Everyday, she (yes, my garden is a she) presents me with baskets full of tomatoes, eggplant, cucumbers, yellow squash and zucchini.
You would think that I would be overjoyed at these gifts. After months of seed coaxing, seedling planting, staking, weeding and watering, the fruits of my labor are now on my table... everyday:
But the sad truth is, I can't keep up. I have given away, frozen, canned, eaten, mashed and blanched myself into a dither.
It doesn't help that I also have a habit of visiting every farm stand within a 50 mile radius of my home. I can't help it. I'm a sucker for any locally grown fruit and vegetable. Peaches, blueberries, corn, melons... oh my!
I know the way Mother Nature works though. Just when I'm about to say "uncle".. my garden will stop producing. The road side stands will fill up with apples and pumpkins and then slowly close their doors until next year.
So for now, I hole up in my kitchen, in 95 degree weather and can and freeze and blanche and cook and eat my way through this glorious season of plenty.
Fresh Tomato Sauce Two Ways (one for eating, one for freezing)
4 to 5 ripe tomatoes (I used plum and yellow because that's what I had)
2 cloves of garlic, minced
1 cup shredded zucchini (optional)
1/4 cup fresh basil, sliced (chiffonade)
1/4 cup freshly grated (very small) parmesan cheese
2 tablespoons tomato paste
salt and pepper
Blanch the tomatoes in boiling, salted water until the skins split (about 2 minutes) Remove to a bowl to cool enough to handle.

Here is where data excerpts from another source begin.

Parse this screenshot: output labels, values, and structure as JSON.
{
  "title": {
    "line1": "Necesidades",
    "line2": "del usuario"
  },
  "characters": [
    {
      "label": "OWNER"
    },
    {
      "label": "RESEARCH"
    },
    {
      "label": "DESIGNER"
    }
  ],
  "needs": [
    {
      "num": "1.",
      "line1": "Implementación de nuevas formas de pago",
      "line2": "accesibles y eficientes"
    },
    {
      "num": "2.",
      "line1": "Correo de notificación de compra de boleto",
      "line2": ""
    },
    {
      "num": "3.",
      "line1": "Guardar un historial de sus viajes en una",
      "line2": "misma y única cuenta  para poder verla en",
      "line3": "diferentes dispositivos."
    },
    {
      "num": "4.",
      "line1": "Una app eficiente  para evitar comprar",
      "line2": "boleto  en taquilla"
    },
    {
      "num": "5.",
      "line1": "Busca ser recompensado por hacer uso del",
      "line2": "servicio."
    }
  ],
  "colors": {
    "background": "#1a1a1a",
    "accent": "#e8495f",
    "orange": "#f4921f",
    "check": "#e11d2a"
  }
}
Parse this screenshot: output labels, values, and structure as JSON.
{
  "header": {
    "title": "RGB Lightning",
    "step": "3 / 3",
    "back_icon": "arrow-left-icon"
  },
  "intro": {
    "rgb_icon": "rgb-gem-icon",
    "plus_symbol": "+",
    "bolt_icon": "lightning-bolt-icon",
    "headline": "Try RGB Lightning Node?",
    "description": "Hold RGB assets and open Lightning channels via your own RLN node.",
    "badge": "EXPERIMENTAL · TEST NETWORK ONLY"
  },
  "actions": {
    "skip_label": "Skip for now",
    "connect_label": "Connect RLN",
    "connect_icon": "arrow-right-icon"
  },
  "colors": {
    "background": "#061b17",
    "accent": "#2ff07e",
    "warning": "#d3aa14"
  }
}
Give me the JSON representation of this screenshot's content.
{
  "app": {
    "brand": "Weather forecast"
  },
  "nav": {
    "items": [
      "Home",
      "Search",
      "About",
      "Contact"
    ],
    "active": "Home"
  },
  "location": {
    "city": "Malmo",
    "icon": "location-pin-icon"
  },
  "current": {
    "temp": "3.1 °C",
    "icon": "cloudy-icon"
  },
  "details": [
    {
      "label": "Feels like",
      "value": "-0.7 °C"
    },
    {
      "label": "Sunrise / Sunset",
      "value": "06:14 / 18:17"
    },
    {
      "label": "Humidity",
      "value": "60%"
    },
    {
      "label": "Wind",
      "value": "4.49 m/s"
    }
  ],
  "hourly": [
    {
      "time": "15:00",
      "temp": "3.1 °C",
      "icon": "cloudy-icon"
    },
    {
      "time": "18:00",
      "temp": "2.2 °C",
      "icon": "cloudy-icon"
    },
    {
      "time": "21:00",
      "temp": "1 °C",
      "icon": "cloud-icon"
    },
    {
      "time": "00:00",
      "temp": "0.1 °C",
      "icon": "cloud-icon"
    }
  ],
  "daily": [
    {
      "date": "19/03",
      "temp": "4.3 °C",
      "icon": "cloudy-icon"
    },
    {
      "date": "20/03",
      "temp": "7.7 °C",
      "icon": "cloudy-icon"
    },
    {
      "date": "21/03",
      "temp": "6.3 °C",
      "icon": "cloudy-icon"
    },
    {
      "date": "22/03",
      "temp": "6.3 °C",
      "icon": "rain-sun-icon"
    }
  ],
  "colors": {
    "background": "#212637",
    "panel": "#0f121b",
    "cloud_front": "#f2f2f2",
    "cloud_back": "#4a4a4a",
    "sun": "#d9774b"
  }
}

Working over a large bowl to catch the juices, slip the skins off. Using a small paring knife, dice the tomatoes, throwing away the seeds. Squeeze the tomatoes with your hands to slightly crush.
In a large pot, drizzle in some olive oil and saute the garlic just until fragrant. Add the crushed, diced tomatoes and zucchini* and bring to a boil. Turn down to a simmer. Add tomato paste, basil, parmesan cheese and salt and pepper to taste. Simmer for another 5 minutes or so.
This simple sauce is ready to eat right now on some pasta. Leave it chunky and serve hot. Pass crusty bread on the side.
Follow all of the steps above. After simmering, spoon the sauce (in batches) into a blender, puree. Be careful to put a kitchen towel over the top of the blender and hold the lid down. Don't fill it more than 1/3 full. Blend in batches until smooth.
Pack into very clean, hot mason jars, allow to cool, put lids on and freeze. Remember to give your jars at least 3/4 inch head room. The sauce will expand when frozen and you don't want any broken jars in your freezer. You can also let the sauce cool and freeze in ziploc bags or any container you wish.
When you defrost this sauce around January, you will get a taste of summer that will have you browsing seed catalogs all over again.
Anyone out there having the same "problem"? I'd love to hear what you are doing with your excess garden output..
Don't have a garden? Don't forget your local farmers. They work all year to bring you the very best from their fields... why not pick up a bushel of tomatoes and make this sauce? I guarantee come January and February, you'll be glad you did!
* A Cook's Notes: I like to sneak a little zucchini in my sauce. No one will be the wiser, you'll get the extra nutrient kick AND use up some of those squashes that seem to grow overnight!